The sample is narrowly compatible with the advertised 2× claim

The observed lift was 2.872×, with a 95% confidence interval of approximately 1.996× to 4.132×.

The direct p-value against an exact ratio was 0.0513. The result does not justify claiming that the true lift is greater than .

Short-run RTP was highly unstable

The observed RTP values were 89.263% for Regular and 101.797% for Ante.

Both bootstrap intervals were wide and included 96.50%, so the sample cannot precisely verify or reject that theoretical value.

Multiplier evidence was weak and method-dependent

Ante produced slightly more winning base spins with a multiplier, while Regular had a higher median multiplier among those events.

Individual unadjusted tests produced borderline results, but the overall evidence was not robust after considering multiple testing and the discreteness of the multiplier data.

Frequently Asked Questions

What is the published RTP of Gates of Olympus?

Pragmatic Play’s public game page lists 96.50% for the standard Gates of Olympus game. The exact RTP shown in the tested build should still be recorded because configurations can vary.

What RTP did the 40,000-spin sample produce?

The observed RTP was 89.263% for Regular mode and 101.797% for Ante mode. These are sample outcomes, not estimates precise enough to define the game’s true long-run RTP.

Does 96.5% RTP mean I receive €96.50 for every €100 wagered?

No. RTP is a long-run average across a very large number of wagers. A player or short session can finish far above or below that percentage.

How often did the Gates of Olympus bonus trigger?

The sample recorded 39 Regular bonuses in 20,000 paid spins and 112 Ante bonuses in 20,000 paid spins.

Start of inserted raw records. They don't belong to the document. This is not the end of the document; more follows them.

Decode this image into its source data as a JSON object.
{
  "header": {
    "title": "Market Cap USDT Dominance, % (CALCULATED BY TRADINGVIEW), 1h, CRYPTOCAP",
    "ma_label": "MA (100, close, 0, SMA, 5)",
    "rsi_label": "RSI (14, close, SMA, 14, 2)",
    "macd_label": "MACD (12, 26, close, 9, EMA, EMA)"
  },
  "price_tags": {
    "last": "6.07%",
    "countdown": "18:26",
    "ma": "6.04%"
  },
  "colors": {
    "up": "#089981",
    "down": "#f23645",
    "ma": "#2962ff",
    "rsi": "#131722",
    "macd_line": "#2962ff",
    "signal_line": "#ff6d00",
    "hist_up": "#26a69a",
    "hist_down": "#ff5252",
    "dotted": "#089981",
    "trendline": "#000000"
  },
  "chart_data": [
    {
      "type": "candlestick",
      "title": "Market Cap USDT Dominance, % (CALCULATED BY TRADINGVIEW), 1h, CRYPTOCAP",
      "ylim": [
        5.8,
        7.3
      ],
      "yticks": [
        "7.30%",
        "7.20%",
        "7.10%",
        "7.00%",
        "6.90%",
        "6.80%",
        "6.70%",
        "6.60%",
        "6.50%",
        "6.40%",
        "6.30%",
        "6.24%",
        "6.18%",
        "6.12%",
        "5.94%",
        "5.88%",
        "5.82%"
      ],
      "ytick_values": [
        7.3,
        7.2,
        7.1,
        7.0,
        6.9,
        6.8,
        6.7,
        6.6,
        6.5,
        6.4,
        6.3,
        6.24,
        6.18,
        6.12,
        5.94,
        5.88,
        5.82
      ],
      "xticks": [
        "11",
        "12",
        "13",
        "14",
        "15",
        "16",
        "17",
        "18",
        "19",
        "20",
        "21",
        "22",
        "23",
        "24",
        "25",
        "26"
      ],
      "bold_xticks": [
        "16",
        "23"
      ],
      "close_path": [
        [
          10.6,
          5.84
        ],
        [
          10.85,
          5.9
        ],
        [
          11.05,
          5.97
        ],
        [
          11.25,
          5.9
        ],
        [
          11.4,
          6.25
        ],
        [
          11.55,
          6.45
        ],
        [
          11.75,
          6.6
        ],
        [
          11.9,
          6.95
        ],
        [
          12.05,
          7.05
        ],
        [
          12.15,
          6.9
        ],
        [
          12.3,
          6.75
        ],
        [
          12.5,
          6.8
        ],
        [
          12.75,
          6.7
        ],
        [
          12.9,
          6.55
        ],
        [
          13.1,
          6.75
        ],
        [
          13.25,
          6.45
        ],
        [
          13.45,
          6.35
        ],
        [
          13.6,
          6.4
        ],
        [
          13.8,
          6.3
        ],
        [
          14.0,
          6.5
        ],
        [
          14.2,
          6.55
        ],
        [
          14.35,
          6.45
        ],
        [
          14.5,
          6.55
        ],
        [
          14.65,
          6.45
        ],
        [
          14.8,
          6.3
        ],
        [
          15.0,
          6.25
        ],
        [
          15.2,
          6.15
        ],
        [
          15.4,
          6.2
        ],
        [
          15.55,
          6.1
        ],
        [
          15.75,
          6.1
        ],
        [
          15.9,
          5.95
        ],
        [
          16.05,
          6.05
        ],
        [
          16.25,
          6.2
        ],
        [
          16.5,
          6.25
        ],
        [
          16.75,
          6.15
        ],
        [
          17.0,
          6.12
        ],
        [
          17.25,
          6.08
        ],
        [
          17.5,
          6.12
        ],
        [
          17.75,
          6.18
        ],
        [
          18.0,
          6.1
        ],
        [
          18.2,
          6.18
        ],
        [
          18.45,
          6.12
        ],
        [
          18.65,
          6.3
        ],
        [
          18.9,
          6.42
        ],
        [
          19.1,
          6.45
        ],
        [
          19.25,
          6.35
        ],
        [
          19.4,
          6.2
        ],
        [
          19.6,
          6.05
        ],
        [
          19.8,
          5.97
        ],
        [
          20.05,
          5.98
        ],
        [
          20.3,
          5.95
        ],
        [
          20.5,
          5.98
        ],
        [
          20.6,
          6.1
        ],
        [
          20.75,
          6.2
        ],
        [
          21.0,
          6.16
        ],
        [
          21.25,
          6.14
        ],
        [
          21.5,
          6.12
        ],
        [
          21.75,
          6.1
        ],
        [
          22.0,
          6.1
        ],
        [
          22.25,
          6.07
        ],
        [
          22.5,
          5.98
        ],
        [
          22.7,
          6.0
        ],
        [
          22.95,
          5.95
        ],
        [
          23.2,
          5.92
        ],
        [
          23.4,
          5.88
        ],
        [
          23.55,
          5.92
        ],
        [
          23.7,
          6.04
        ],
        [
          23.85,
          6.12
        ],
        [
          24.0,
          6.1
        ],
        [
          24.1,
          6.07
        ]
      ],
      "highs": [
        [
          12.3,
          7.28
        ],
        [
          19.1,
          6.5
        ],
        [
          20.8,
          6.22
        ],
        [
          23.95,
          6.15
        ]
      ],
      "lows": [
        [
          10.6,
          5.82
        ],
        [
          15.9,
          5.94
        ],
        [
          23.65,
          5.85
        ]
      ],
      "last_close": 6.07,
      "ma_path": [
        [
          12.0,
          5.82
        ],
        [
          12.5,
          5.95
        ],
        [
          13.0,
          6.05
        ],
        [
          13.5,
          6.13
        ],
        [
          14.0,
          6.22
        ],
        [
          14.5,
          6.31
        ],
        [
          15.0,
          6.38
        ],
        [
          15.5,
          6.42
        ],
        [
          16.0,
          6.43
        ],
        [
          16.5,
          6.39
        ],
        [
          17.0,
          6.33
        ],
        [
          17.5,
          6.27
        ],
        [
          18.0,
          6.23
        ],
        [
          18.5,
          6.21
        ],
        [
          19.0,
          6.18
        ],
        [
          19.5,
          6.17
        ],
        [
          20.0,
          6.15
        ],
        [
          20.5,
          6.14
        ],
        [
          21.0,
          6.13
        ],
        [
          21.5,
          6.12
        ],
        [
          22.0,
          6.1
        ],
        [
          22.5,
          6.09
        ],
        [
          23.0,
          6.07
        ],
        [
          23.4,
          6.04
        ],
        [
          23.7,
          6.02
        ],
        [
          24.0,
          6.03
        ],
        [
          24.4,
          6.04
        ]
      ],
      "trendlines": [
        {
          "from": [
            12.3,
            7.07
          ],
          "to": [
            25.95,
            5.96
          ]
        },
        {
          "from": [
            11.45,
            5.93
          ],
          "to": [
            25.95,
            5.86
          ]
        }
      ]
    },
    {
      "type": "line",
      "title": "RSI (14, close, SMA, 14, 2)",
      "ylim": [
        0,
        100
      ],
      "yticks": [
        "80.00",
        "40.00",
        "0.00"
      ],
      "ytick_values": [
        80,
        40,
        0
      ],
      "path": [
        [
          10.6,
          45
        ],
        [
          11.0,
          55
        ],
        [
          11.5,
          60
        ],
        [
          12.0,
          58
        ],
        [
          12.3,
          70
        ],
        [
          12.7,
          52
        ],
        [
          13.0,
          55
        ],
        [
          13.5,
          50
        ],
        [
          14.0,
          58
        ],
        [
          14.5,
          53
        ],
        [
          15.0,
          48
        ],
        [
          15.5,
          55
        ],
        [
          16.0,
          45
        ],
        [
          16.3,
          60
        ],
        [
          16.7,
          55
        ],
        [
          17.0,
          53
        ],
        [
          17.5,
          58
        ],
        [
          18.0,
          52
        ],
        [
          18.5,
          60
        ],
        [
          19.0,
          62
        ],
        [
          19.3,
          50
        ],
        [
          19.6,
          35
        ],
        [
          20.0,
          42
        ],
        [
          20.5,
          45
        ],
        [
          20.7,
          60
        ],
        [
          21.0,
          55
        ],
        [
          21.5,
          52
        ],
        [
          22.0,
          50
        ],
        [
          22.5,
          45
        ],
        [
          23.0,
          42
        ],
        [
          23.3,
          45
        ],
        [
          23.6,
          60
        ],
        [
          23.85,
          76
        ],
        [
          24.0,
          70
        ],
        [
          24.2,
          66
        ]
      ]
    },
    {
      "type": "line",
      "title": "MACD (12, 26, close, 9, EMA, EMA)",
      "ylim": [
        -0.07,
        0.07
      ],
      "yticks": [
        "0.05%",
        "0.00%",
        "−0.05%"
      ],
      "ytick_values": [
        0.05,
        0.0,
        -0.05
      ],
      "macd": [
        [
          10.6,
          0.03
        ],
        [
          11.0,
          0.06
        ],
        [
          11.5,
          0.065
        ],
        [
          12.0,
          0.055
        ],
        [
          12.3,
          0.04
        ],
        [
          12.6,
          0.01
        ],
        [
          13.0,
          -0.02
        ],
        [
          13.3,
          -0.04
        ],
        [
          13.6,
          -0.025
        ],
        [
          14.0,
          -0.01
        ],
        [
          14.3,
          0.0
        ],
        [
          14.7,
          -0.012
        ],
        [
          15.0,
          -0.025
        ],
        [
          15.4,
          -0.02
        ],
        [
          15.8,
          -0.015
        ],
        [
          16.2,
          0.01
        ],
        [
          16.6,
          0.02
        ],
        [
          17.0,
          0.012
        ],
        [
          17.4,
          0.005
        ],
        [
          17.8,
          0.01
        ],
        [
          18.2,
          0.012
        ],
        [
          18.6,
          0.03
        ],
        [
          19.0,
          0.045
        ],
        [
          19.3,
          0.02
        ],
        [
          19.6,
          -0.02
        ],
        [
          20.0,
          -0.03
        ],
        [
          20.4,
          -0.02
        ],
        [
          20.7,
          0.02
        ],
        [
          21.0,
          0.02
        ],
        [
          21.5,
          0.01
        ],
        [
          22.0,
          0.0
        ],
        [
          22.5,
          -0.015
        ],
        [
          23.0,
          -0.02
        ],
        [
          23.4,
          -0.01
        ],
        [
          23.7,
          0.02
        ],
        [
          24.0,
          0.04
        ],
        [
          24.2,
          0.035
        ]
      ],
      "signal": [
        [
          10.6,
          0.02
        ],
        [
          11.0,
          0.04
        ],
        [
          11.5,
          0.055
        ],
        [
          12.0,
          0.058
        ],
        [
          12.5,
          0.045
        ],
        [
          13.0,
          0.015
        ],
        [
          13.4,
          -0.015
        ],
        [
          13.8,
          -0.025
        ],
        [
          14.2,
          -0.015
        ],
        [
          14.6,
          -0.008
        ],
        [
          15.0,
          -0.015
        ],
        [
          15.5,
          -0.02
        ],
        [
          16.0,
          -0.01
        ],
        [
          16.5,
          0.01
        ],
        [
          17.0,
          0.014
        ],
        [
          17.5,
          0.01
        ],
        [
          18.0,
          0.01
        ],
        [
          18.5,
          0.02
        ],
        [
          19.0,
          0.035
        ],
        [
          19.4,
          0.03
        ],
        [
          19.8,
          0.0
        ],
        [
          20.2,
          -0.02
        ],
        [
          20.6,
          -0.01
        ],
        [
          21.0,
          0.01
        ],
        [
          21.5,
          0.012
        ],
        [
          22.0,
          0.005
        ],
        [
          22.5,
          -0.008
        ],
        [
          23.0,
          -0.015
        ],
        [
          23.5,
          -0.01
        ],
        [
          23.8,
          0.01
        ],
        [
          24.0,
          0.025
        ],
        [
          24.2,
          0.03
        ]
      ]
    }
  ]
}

The observed rates were 0.195% and 0.560%.

Did Ante Bet double the bonus chance?

The observed lift was about 2.87×. However, the confidence interval was wide, and a direct test against an exact rate ratio produced p = 0.0513. The sample is therefore narrowly compatible with a true doubling.

How many spins did it take to trigger a bonus?

Based on the observed rates, the estimated mean wait was about 513 Regular spins and 179 Ante spins. These are averages, not guarantees.

Can a bonus take more than 1,000 spins?

Yes. Under the geometric model fitted to this sample, the probability of a Regular wait exceeding 1,000 spins was about 14.2%. The corresponding Ante estimate was about 0.364%.

Is a bonus more likely after a long losing streak?

Not under an independent-spin model. Previous losses do not make the next bonus due.

Is 40,000 spins enough to verify RTP?

It is enough to produce a useful estimate, but not enough to verify a high-volatility game’s exact theoretical RTP precisely. Rare large payouts dominate the uncertainty.

Why use a bootstrap confidence interval?

The bootstrap estimates sampling uncertainty without assuming a normally distributed payout. It still depends on the observed rounds being representative and cannot reproduce rare outcomes that never appeared.

Does Ante Bet guarantee more profit?

No. A higher bonus-trigger frequency does not imply a positive expected value, remove volatility, or guarantee a profit.

Can this analysis prove the game is fair?

No. Output analysis cannot replace certified game mathematics, source-code inspection, RNG testing, or regulatory reports.

Key Takeaways

  1. Use one row per paid wager when estimating RTP.
  2. Attach each cumulative bonus total to the paid round that triggered it.
  3. Include the full 0.25 Ante wager in the RTP denominator.
  4. Publish exact event counts, not only rounded percentages.
  5. Test the advertised claim with a rate ratio, not only an equal-rates test.
  6. Use the geometric distribution to quantify bonus dry-spell risk.
  7. Interpret an RTP confidence interval against a specified theoretical value.
  8. Treat bootstrap intervals cautiously when rare outcomes are absent.
  9. Separate multiplier frequency from conditional multiplier size.
  10. Correct for multiple testing when several related hypotheses are examined.
  11. Do not interpret a non-significant result as proof of equality.
  12. Describe the work as observational analysis rather than a certified audit.

The dataset cannot predict the next spin. It shows how long losing sequences, occasional large payouts, unstable short-run RTP, and uncertain mode comparisons can all arise from the same high-variance probability model.